Support Levels: 93.51, 93.39, and 93.00
On the downside, Senkou Span A, a key element of the Ichimoku Cloud, is currently offering immediate support at 93.51. This dynamic level is widely watched by technical traders, as breaks below the cloud often signal the potential for trend reversals.
Further below lies the Tenkan-sen, another Ichimoku component, at 93.39. A breach of both these levels could accelerate the decline toward the critical 93.00 psychological floor. This level has not only been tested multiple times in recent months but also acts as a major sentiment anchor.
Should this 93.00 threshold give way, the bearish case would strengthen, potentially opening the door toward deeper retracements near 92.50 and even the 200-day Simple Moving Average (SMA) below 92.00.
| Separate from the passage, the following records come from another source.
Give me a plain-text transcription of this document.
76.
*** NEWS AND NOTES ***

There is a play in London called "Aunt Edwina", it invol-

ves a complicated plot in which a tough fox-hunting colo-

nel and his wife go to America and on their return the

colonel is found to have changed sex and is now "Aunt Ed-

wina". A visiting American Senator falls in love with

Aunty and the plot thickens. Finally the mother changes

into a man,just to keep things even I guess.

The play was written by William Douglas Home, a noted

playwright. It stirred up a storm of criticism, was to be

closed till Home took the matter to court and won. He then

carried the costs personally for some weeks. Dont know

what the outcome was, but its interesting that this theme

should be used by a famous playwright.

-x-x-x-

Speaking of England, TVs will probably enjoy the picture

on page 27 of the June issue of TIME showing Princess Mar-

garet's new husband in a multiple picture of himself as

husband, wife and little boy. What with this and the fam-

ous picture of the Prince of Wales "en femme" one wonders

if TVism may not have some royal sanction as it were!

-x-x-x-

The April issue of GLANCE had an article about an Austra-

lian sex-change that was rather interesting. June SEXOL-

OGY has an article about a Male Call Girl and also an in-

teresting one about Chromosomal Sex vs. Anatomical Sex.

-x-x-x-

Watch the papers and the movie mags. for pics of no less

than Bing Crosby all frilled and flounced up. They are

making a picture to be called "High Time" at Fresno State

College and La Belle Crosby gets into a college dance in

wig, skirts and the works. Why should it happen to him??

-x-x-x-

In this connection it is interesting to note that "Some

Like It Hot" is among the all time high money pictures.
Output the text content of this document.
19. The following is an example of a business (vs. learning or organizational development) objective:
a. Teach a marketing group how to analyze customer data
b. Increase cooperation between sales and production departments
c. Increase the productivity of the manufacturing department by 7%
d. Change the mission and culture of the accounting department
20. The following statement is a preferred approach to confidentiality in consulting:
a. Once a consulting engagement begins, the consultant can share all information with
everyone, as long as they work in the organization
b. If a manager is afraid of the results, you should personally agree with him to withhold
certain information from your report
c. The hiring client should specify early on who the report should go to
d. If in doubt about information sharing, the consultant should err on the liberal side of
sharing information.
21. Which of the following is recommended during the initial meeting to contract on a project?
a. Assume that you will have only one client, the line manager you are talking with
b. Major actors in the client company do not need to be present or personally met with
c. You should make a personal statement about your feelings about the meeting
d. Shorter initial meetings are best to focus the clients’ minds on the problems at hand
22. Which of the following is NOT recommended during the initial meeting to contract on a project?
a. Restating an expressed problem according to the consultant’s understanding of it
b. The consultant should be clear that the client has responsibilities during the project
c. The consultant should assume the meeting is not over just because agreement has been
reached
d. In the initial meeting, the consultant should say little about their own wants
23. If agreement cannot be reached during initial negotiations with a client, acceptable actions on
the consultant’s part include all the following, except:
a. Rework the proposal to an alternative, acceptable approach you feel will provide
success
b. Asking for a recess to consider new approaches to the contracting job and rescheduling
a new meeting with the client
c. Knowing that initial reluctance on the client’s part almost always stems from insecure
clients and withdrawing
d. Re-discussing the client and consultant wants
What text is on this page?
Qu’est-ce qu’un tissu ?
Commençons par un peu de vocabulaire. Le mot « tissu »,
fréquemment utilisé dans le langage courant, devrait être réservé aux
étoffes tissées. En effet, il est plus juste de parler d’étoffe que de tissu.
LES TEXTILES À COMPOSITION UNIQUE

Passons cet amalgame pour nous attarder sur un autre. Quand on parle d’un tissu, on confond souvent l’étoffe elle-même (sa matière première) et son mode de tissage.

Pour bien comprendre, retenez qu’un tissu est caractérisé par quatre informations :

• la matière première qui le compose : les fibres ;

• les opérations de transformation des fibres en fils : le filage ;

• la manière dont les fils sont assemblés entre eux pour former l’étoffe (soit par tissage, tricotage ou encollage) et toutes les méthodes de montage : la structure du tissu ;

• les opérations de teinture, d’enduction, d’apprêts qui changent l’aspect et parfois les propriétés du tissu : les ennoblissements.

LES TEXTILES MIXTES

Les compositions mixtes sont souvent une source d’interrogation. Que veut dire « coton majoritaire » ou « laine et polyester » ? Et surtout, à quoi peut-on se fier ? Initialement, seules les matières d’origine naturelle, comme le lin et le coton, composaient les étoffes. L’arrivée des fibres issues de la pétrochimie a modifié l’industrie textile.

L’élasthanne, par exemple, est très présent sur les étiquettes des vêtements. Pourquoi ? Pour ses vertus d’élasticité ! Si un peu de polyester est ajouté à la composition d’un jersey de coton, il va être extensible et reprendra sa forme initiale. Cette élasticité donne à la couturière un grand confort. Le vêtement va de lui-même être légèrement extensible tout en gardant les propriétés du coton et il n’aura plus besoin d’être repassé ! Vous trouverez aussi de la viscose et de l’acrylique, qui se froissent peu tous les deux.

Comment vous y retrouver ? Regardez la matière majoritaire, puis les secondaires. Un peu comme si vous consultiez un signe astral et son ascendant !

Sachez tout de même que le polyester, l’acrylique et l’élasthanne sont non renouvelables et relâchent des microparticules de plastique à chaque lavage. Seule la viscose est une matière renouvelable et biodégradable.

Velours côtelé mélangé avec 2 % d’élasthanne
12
Market Outlook: Cautious Consolidation with Bullish Potential
In the near term, the AUD/JPY outlook appears cautiously neutral-to-bullish. While the bearish engulfing pattern points to possible downside continuation, the failure to pierce through key support levels such as 93.51 and 93.39, combined with an RSI above 50, suggests that selling pressure is losing momentum.
If prices consolidate above 93.50 and reclaim 94.00, the bullish thesis would gain traction, especially if risk sentiment improves or the JPY resumes its broader weakening trend. In such a case, bulls may target a move back toward 95.00 and eventually 95.63.
However, if sellers regain control and drive the pair below 93.39, especially on strong JPY inflows, the next battle will be fought at 93.00, a break of which could swing the bias firmly in favor of the bears.
Conclusion
The AUD/JPY is at a pivotal juncture following its recent two-day decline. The market is currently in a technical stalemate: bearish signals such as the engulfing candle are counterbalanced by resilient RSI readings and firm support from Ichimoku levels.
With the cross-pair trading just above 93.65, traders should closely monitor the 94.00 resistance and 93.00 support zones. These levels will likely dictate short-term price direction in response to evolving market sentiment, central bank guidance, and macro headlines.